Questa traduzione è stata un lungo viaggio e, quando l’abbiamo intrapreso, di Darwin ne sapevamo suppergiù quanto chiunque altro. Ci imbarcavamo con quella punta di incoscienza e dilettantismo che aveva animato il giovane ed entusiasta Charles. Di tempo e modo per scoprire chi era ne abbiamo avuti: un po’ più di un anno, un migliaio di pagine. Un testo così lungo dapprincipio spaventa, soprattutto dopo aver passato un mese tra stesure e riletture del primo capitolo; poi diventa un veliero su cui navigare, imparando a conoscerne i recessi e a calibrare la resa tra i passi aneddotici e leggeri, le tante citazioni dalla corrispondenza, col suo lessico famigliare a volte oscuro, le panoramiche storiche, le parti di argomento più strettamente scientifico. Si lavora sulla struttura dell’italiano – e in questo a indicare la rotta è stata Paola –, aggiungendo connettivi e nessi logici o costruendo la sintassi in modo da esplicitare al lettore il procedere delle argomentazioni. Perché se il lettore non capisce, si annoia, e magari il libro lo butta dalla finestra. E nel caso specifico sarebbe un bel guaio per l’ignaro passante di turno. Si studia e si legge tanto, e qualche volta si soffre il mal di mare, perché bisogna destreggiarsi tra geologia e botanica, zoologia e paleontologia, storia della scienza e dell’evoluzionismo, e chi più ne ha più ne metta.

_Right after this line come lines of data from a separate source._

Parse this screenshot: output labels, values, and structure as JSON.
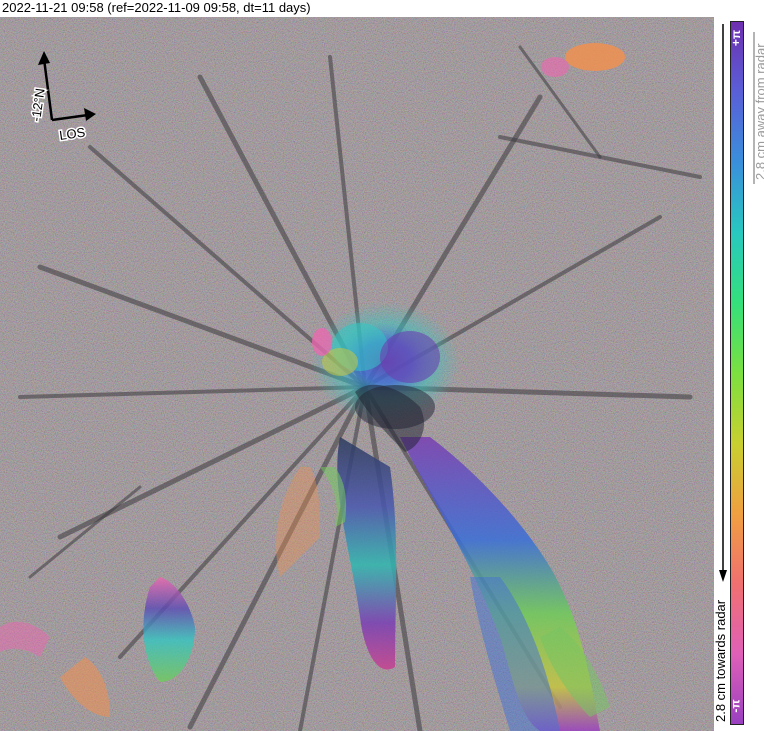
{
  "header": {
    "title": "2022-11-21 09:58 (ref=2022-11-09 09:58, dt=11 days)"
  },
  "orientation": {
    "north_label": "-12°N",
    "los_label": "LOS"
  },
  "colorbar": {
    "top_label": "+π",
    "bottom_label": "-π",
    "away_label": "2.8 cm away from radar",
    "towards_label": "2.8 cm towards radar",
    "colors": [
      "#6e2fb0",
      "#5a5fd8",
      "#3a8fdc",
      "#28c8c0",
      "#34e07c",
      "#7be040",
      "#c8d030",
      "#f0a040",
      "#f07070",
      "#e060b8",
      "#9a40c0"
    ]
  },
  "map": {
    "summary_colors": {
      "background": "#8a7f86",
      "ridge_shadow": "#3c3a3e",
      "fringe_blue": "#3a6fd8",
      "fringe_purple": "#7a3fb4",
      "fringe_cyan": "#33c6c2",
      "fringe_green": "#5fd870",
      "fringe_yellow": "#c6c640",
      "fringe_orange": "#f09050",
      "fringe_pink": "#f066b0"
    }
  }
}
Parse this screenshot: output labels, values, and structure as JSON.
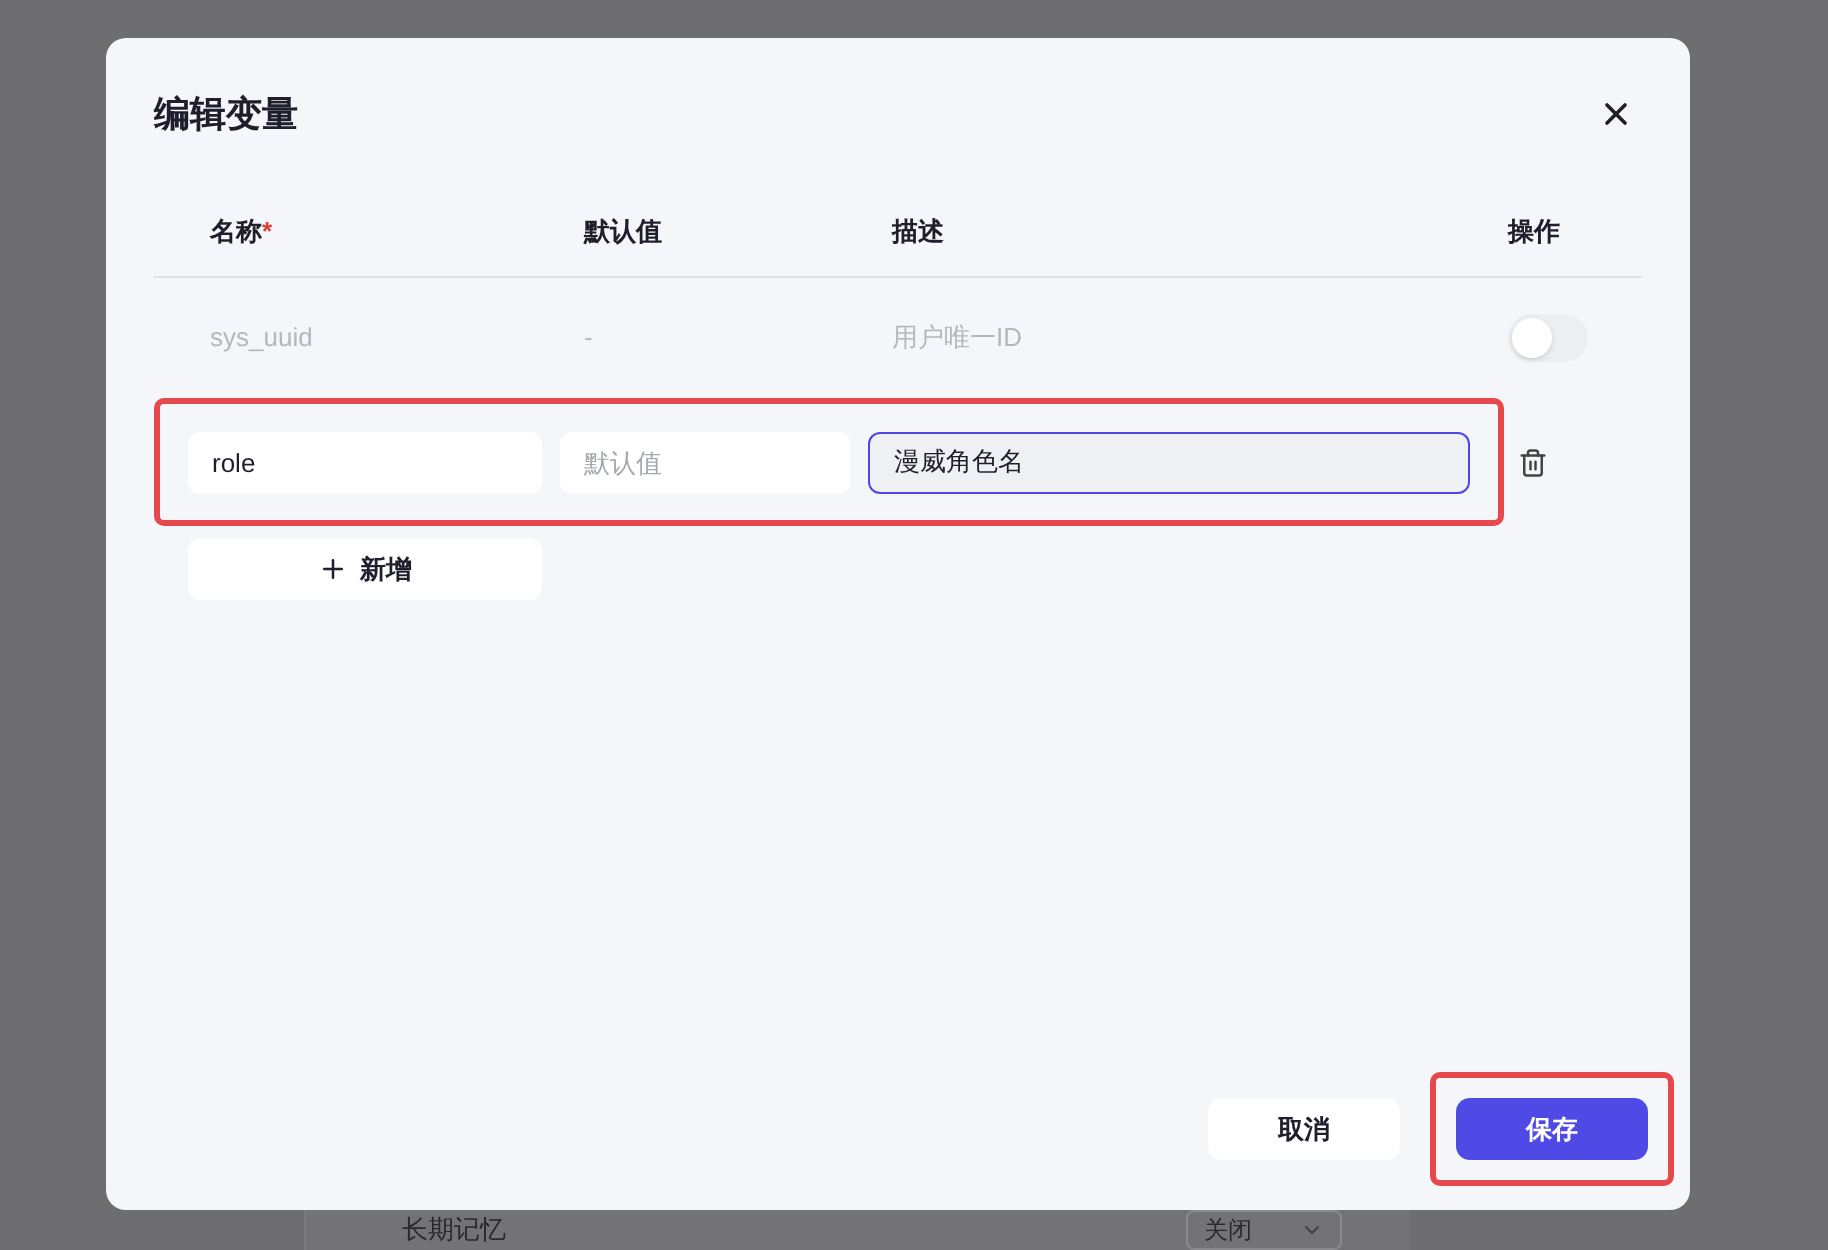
{
  "background": {
    "section_label": "长期记忆",
    "select_value": "关闭"
  },
  "dialog": {
    "title": "编辑变量",
    "columns": [
      {
        "label": "名称",
        "required_mark": "*"
      },
      {
        "label": "默认值"
      },
      {
        "label": "描述"
      },
      {
        "label": "操作"
      }
    ],
    "rows": [
      {
        "kind": "system",
        "name": "sys_uuid",
        "default": "-",
        "description": "用户唯一ID",
        "on": false,
        "highlighted": false
      },
      {
        "kind": "custom",
        "name": "role",
        "default_placeholder": "默认值",
        "description": "漫威角色名",
        "highlighted": true
      }
    ],
    "add_button": "新增",
    "buttons": [
      {
        "label": "取消",
        "kind": "secondary",
        "highlighted": false
      },
      {
        "label": "保存",
        "kind": "primary",
        "highlighted": true
      }
    ]
  }
}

Al viaggio che attraversava tutte queste discipline si è accompagnato un viaggio nelle parole e nel pensiero, perché se di una scoperta possiamo fare tesoro è senz’altro l’aver visto dipanarsi sotto i nostri occhi – e sotto le dita che battevano sulla tastiera – la lenta e combattuta nascita di una teoria. Forse la vera cartina di tornasole di quanto fu travagliata la concezione della teoria darwiniana – oltre alle battute d’arresto e agli scrupoli della più varia natura – è la continua battaglia con le parole in cui si trovava impigliato Darwin. Gli scienziati in generale – e tanto più il padre dell’evoluzionismo, vista la novità delle sue idee – a quei tempi una lingua dovevano ancora in gran parte inventarsela; e la loro tensione verso la chiarezza, l’oggettività, fu un cammino tutt’altro che lineare. Per chi traduce, una lezione di metodo. Ma in certi casi soprattutto una sfida, poiché il corpo a corpo che Darwin e i suoi colleghi ingaggiavano con la lingua dovevamo affrontarlo di riflesso anche noi. Da lì la grande fatica di interpretare le parole più vaghe, le intuizioni accennate, i concetti ancora abbozzati ma destinati a sbocciare – o a volte a subire una sonora smentita (ebbene sì, anche Darwin qualche abbaglio l’ha preso). Ci sono, per esempio, le oscure lettere in cui Darwin si avventurava da neofita nei misteri della fisiologia vegetale e che facevano strabuzzare gli occhi persino a John Stevens Henslow, suo mentore scientifico. Se addirittura lui si diceva sconcertato dalla terminologia dell’ex allievo, figuratevi quanto è costato a noi comprendere certi meccanismi cellulari nelle piante insettivore (dalla nostra abbiamo potuto contare su oltre un secolo di studi darwiniani e su commenti – anche online – alle sue opere).

La bussola del viaggio ce l’hanno data proprio i protagonisti di queste vicende, meravigliosi autodidatti, sostenuti da una inestinguibile curiosità.